When faced with demands from women for a more active role in worship services, the student Orthodox community at Princeton University began passing the Torah scroll over the mehitza dividing the genders so women could carry and touch it.
While that was within Jewish law, the idea was a somewhat out-of-the box response to one of the many issues young Orthodox Jews face as they confront the modern world.
Those challenges and how those in their 20s and 30s are shaping the Jewish future was the subject of a Feb. 28 panel discussion of the Orthodox Forum of Edison/Highland Park. The program, held at Congregation Etz Ahaim in Highland Park, featured Rabbi Dovid Bashevkin, education director of the Orthodox Union’s National Conference of Synagogue Youth; Livingston psychologist Dr. Khaya Novick Eisenberg; and Elliot Salinger, education chair of Yavneh, the Orthodox community at the Center for Jewish Life/Hillel at Princeton.
Salinger, a sophomore philosophy major, said Yavneh made its decision about the passing of the scroll after much discussion. He said he knew of at least one other university, Columbia, that had implemented the practice in its Orthodox community.
“Feminism is a major issue that affects people on college campuses for the first time,” he said. “Here are all these opportunities to participate in activities the same as men, yet women enter shul and are forced to sit behind the mehitza and not be called on to do the things men do.”
However, Salinger said, the women at Princeton want to express themselves within the context of Orthodoxy, leading to the decision, after “much soul-searching” and “heartfelt discussion,” to let them share in the Torah procession while maintaining gender segregation.
That prompted moderator Barry Levinson to wonder whether “we’ll all be handing the Torah over the mehitza in 20 years?”
Yavneh also now has a female gabbanit, said Salinger. The gabbai, traditionally male, assists in organizing the Torah reading and assigns aliyot.
Eisenberg, who often deals with adolescents in her practice, said for all “emerging adults” — ages 18-29 — there are markers along the way to full adulthood. For the Orthodox, the major marker is marriage.
She noted that a 28-year-old single woman with a graduate degree and a successful professional career would often be held in less esteem than a 20-year-old married college student with a baby.
“You would never hear that college student be referred to as a girl,” she said.
Bashevkin said in their early 20s Orthodox young people face “the Bermuda triangle” of starting a relationship and a profession and beginning a religious life on their own terms.
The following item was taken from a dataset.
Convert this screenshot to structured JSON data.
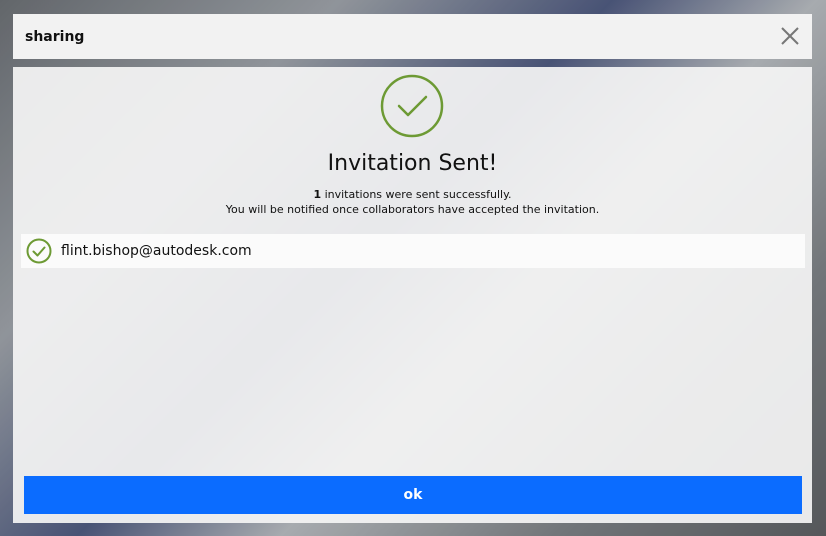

Then they have that “Oh my God, my life has started” moment when they realize they must constantly strive for professional advancement and rekindle or start an independent religious life.
Salinger said that for some Orthodox, who usually attend day schools, college presents a host of new things they never had to deal with before, including non-Jewish peers; the gay and lesbian issue; and juggling minyan attendance, religious holidays, and religious restrictions with extracurricular activities. Others who attended all-male or all-female schools now find themselves living in co-ed dorms.
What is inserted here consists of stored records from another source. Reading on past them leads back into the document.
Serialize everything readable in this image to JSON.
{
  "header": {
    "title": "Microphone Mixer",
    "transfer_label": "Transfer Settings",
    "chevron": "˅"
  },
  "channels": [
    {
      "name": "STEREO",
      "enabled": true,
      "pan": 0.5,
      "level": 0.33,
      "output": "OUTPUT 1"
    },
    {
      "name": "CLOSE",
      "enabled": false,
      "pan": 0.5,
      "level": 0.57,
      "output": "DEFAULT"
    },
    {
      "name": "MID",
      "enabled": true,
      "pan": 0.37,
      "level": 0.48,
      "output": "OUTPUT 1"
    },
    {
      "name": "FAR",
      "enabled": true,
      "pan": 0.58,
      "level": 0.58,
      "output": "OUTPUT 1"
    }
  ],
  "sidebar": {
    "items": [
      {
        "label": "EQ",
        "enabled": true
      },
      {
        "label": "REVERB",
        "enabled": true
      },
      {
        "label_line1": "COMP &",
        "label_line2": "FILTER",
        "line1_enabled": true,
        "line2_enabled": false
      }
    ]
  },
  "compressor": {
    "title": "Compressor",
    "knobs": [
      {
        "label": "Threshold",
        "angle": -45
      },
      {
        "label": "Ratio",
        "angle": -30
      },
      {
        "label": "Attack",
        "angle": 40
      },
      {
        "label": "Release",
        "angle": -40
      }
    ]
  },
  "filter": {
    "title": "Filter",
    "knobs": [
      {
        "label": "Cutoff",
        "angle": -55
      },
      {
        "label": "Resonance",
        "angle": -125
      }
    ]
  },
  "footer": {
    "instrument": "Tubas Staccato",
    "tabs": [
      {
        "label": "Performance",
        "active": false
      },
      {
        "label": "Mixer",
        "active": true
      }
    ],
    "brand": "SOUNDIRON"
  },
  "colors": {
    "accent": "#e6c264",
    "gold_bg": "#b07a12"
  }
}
“Some who went to all-male schools are very anxious around women,” Salinger explained. “Some of my peers have expressed frustration they were not prepared Jewishly for college. They missed telling them how they can get the most of out of college.”
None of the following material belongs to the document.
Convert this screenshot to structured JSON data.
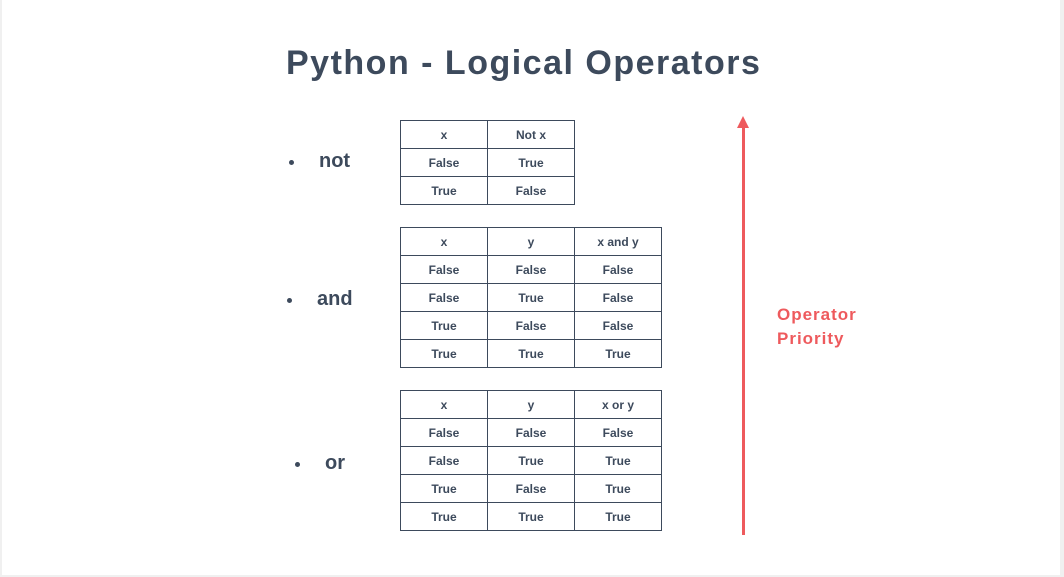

Eisenberg said that in some instances college-age students, especially those from same-sex high schools, came from an environment in which it was felt that “students don’t have the maturity to handle the nuance” of certain issues, calling that “a missed opportunity.”
“Sometimes Judaic studies teachers have never had to navigate these challenges,” she said. “They went straight from one side of the desk to the other, from student to teacher.”